L’ultima sentenza – almeno fino alla prossima, che quasi certamente ci sarà – è della sezione quarta del Tar, il tribunale amministrativo regionale, della Lombardia. In estrema sintesi, il Tar accoglie il ricorso dell’Associazione Culturale Assalam di Cantù contro il Comune e annulla il provvedimento impugnato dagli islamici, ovvero l’acquisizione del capannone di via Milano a patrimonio pubblico.
Il municipio, sempre per dirla in modo semplice, per il Tar avrebbe dovuto attendere la definizione dell’iter legato al permesso di costruire presentato da Assalam prima di procedere con la procedura di acquisizione dell’immobile.
Difficile non perdere il filo di una vicenda che prosegue dal 2014. Un braccio di ferro infinito tra islamici e Comune di Cantù sull’immobile, di proprietà di Assalam, utilizzato per attività culturali e per celebrare il Ramadan. Semplicemente, per l’amministrazione della Città del Mobile, un luogo di culto non autorizzato.

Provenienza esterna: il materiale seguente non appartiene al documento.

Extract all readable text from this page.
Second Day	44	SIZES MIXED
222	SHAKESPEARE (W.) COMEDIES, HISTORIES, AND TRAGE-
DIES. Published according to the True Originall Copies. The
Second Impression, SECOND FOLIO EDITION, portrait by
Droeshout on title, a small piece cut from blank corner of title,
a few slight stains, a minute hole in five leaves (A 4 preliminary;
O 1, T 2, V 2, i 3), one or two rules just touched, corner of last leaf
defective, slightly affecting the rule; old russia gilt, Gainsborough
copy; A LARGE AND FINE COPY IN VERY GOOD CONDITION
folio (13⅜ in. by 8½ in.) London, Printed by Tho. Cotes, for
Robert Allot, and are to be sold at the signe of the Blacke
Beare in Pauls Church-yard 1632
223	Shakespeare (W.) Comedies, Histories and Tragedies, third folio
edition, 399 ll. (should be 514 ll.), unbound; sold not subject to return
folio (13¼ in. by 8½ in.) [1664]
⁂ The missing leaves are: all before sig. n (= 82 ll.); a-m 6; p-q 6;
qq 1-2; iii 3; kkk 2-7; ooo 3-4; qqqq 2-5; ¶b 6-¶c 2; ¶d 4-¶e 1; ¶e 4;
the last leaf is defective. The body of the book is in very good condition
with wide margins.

Posizioni inconciliabili, che si sono tradotte in una battaglia legale senza fine. Nell’ultima sentenza, per dare un’idea, il Tar scrive: “L’immobile è stato al centro di una complessa vicenda giudiziaria che, per quanto d’interesse, può essere sintetizzata così”. Segue un riassunto di oltre tre pagine che parte dal 2014 e cita un lungo elenco di richieste, ordinanze, ricorsi, provvedimenti impugnati, sentenze, atti annullati. Almeno dieci i pronunciamenti dei giudici che segnano le tappe della vicenda.
La certezza è che il braccio di ferro continua ad impegnare legali, giudici, personale amministrativo. Naturalmente, non a costo zero. Elemento non certo irrilevante per il contendente pubblico dell’infinita battaglia. Destinata quasi certamente a proseguire. Difficile infatti immaginare che l’ennesima sentenza del Tar possa essere l’ultima di questa vicenda. Questo, nonostante nell’atto si legga “Il Tar definitivamente pronunciando sul ricorso”.
Di definitivo infatti, dal 2014 in questa vicenda ormai paradossale non c’è proprio nulla. Se non la determinazione del Comune a cancellare quello che ritiene un luogo di culto abusivo. E l’analoga determinazione degli islamici nel rivendicare il diritto ad un luogo di culto.